Counterfactuals and Causability in Explainable Artificial Intelligence:
Theory, Algorithms, and Applications
- URL: http://arxiv.org/abs/2103.04244v1
- Date: Sun, 7 Mar 2021 03:11:39 GMT
- Title: Counterfactuals and Causability in Explainable Artificial Intelligence:
Theory, Algorithms, and Applications
- Authors: Yu-Liang Chou and Catarina Moreira and Peter Bruza and Chun Ouyang and
Joaquim Jorge
- Abstract summary: Some researchers argued that for a machine to achieve a certain degree of human-level explainability, it needs to provide causally understandable explanations.
A specific class of algorithms that have the potential to provide causability are counterfactuals.
This paper presents an in-depth systematic review of the diverse existing body of literature on counterfactuals and causability for explainable artificial intelligence.
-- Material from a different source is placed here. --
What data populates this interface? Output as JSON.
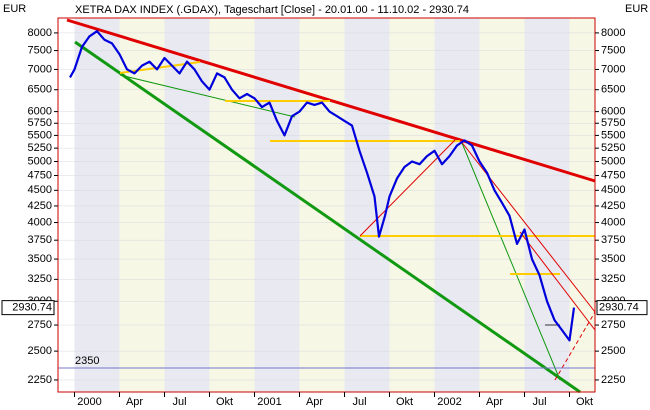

- Score: 0.20999222360659603
- License: http://creativecommons.org/licenses/by/4.0/
- Abstract: There has been a growing interest in model-agnostic methods that can make
deep learning models more transparent and explainable to a user. Some
researchers recently argued that for a machine to achieve a certain degree of
human-level explainability, this machine needs to provide human causally
understandable explanations, also known as causability. A specific class of
algorithms that have the potential to provide causability are counterfactuals.
This paper presents an in-depth systematic review of the diverse existing body
of literature on counterfactuals and causability for explainable artificial
intelligence. We performed an LDA topic modelling analysis under a PRISMA
framework to find the most relevant literature articles. This analysis resulted
in a novel taxonomy that considers the grounding theories of the surveyed
algorithms, together with their underlying properties and applications in
real-world data. This research suggests that current model-agnostic
counterfactual algorithms for explainable AI are not grounded on a causal
theoretical formalism and, consequently, cannot promote causability to a human
decision-maker. Our findings suggest that the explanations derived from major
algorithms in the literature provide spurious correlations rather than
cause/effects relationships, leading to sub-optimal, erroneous or even biased
explanations. This paper also advances the literature with new directions and
challenges on promoting causability in model-agnostic approaches for
explainable artificial intelligence.